La dissonance est bien écrite, mais le fruit d'un arbitrage dans
ma réalisation de l'accord (trop périlleuse à jouer en déchiffrage) ;
c'est un rapport tension-détente normal (V-I) mais réparti sur
des octaves différentes, d'où le (joli) frottement qui cadre bien,
je trouve, avec la situation paroxystique.

Nous sommes désormais (étrangement) en mode majeur,
et le chœur des compagnons imprimeurs se met à chanter :
— Portez le pamphlet à travers marchés et ruelles,
Contre le Pape et l'Empereur à la fois !

Nous l'avons préparé pour un coup mortel :
Lettres magiques, devenez flèches,
Feuilles volantes, devenez couronne de poix !

Sur ces dernières imprécations, tout l'orchestre se met à triller
de façon insolente, sans doute pour figurer les stridences de la
machine d'imprimerie.
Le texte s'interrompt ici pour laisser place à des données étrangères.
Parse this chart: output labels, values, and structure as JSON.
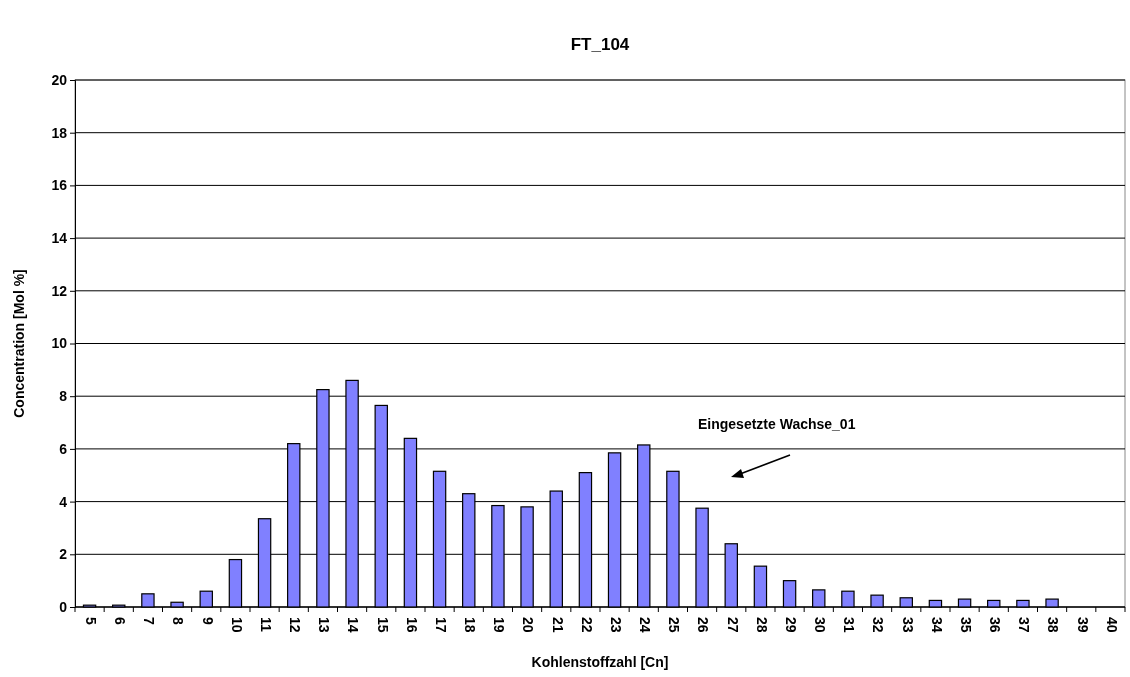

Vraiment saisissant, et répété comme
peut l'être une tâche mécanisée.

— Pour appeler nos amis, pour écraser l'ennemi,
Volez sur le Rhin, traversez chaque cité !

Ici, le chœur devient beaucoup plus polyphonique,
avec une sorte d'effet de pléthore qui fait écho à
l'idée de dissémination des pamphlets…

(Je n'ai hélas pas assez de mains ni de place sur
le piano pour le jouer.)

GUTENBERG
Hélas, armes mortelles et meurtrières,
Vous saccagez ma pieuse invention !

CHŒUR DES COMPAGNONS IMPRIMEURS
Pour nous libérer du joug d'un tyran,
Ce qui était muet – et servait à rêver –
Prend soudain vie !

Fin du premier acte.

(Mon geste emphatique final ne matérialise
pas ma satisfaction d'exécutant mais plutôt
mon soulagement, comme un poids vertical
et descendant qui est soudain ôté !)

J'espère qu'en dépit des conditions d'exécution
vous aurez été comme moi saisis par ce moment
très inattendu au sein d'un oratorio dont la matrice
musicale imite par ailleurs volontiers les chorals luthériens !

Tout l'acte I a été enregistré et sera bientôt publié sur la
chaîne, en attendant que des gens compétents s'emparent
de la réduction piano ou de la partition d'orchestre, totalement
disponibles. (Si L'Arpa Festante voulait s'en charger comme
pour Jan Hus, ce serait un merveilleux cadeau pour nous tous.)